To recognise the achievement, the Royal Navy’s 2nd Sea Lord - Vice Admiral Sir Jonathan Woodcock OBE officially awarded the Joint NBC, DIO and Industry team with the team commendation at a ceremony in Portsmouth.
Jackie Lavender, Technical Director and Marine Development Sector Lead at Royal HaskoningDHV said: “It has been a tremendous project to work on and we are proud to be part of the MoD’s Defence Infrastructure Organisation’s team and are naturally delighted to receive this huge honour.
Image: Royal HaskoningDHV’s Jackie Lavender pictured with the Commendation alongside Royal Naval Captain Iain Greenlees OBE
"Our role over the last 12 years has involved carrying out the environmental impact assessment, gaining consent and then meeting post consent requirements for the Marine Licence required for the deepening, widening and lengthening of the approach channel to the Portsmouth Harbour and also refurbishment of the jetty to withstand the vessel when she is alongside."

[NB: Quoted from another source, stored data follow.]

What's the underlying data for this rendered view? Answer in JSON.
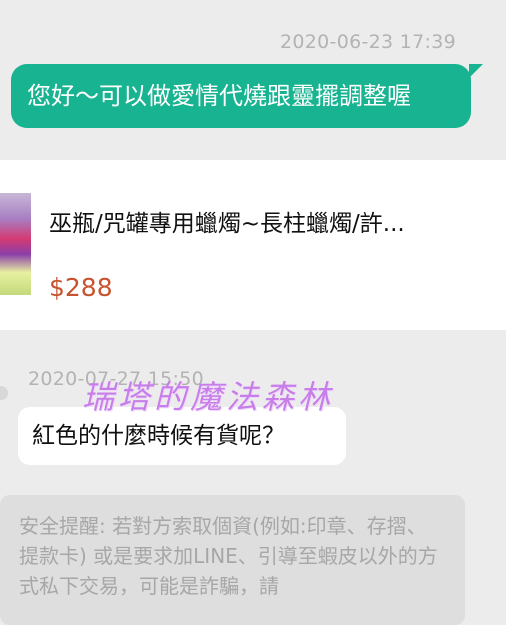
{
  "chat": {
    "timestamp_out": "2020-06-23 17:39",
    "outgoing_message": "您好～可以做愛情代燒跟靈擺調整喔",
    "product": {
      "title": "巫瓶/咒罐專用蠟燭~長柱蠟燭/許...",
      "price": "$288"
    },
    "timestamp_in": "2020-07-27 15:50",
    "incoming_message": "紅色的什麼時候有貨呢？",
    "watermark": "瑞塔的魔法森林",
    "safety_notice": "安全提醒: 若對方索取個資(例如:印章、存摺、提款卡) 或是要求加LINE、引導至蝦皮以外的方式私下交易，可能是詐騙，請"
  },
  "colors": {
    "outgoing_bubble": "#18b391",
    "price": "#c7532e",
    "watermark": "#c87ee8",
    "warning_icon": "#f4b400"
  },
  "icons": {
    "warning": "warning-icon"
  }
}
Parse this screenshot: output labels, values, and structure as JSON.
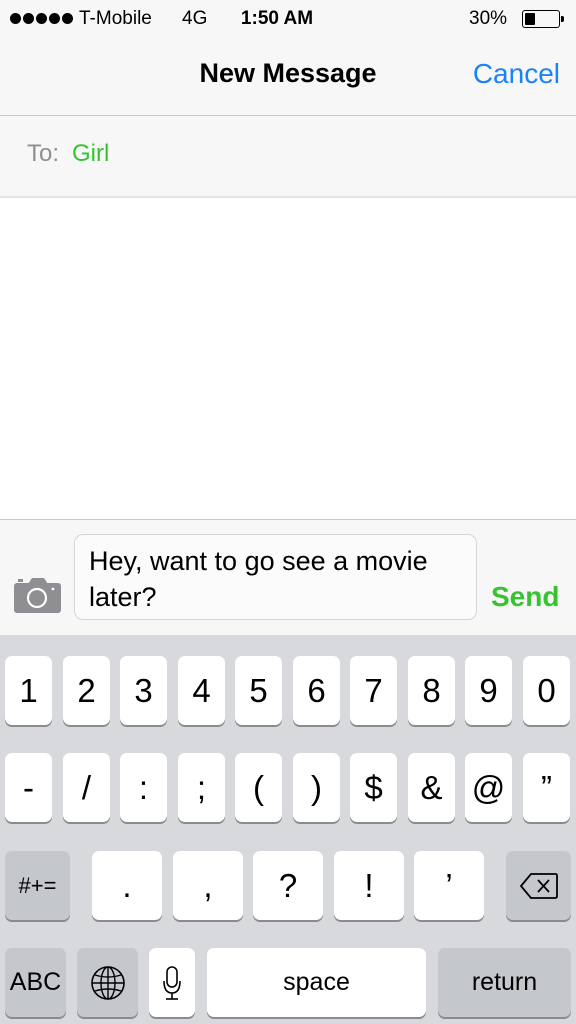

"This was an enormous task and Royal HaskoningDHV’s expertise in the maritime sector benefitted the project in a number of ways including introducing an innovative way of assessing habitat loss under the Habitat Regulations."
"It was an emotional moment for us to see HMS Queen Elizabeth round the Isle of Wight at sunrise on the 16th August 2017 and arrive into Portsmouth for the first time knowing that Royal HaskoningDHV played a very large part in making all this possible."
The port area that was dredged was around 157 hectares, approximately the size of 200 football pitches.
Over the duration of the project a number of interesting issues had to be dealt with including the discovery of unexploded bombs, a human skull, cannons and anchors. The bombs dated from the Second World War, when the city was a target of German bombing, but many of the archaeological finds were much older dating back centuries.
The Commendation stated: “It is difficult to underestimate the complexity of the technical and project management challenges in co-ordinating this programme that this small joint team faced and overcame in the last three years, at a time of burdening financial constraint.
“Focussed on delivering the highest quality support centres for the QE Class and wider Flotilla, their achievements have only been possible by the selfless personal commitment of every individual across the team. Regardless of organisation and terms of reference, all have determinedly worked together where their effort was most needed for the enterprise in hand and, in achieving readiness for HMS Queen Elizabeth, they together merit the highest commendation.”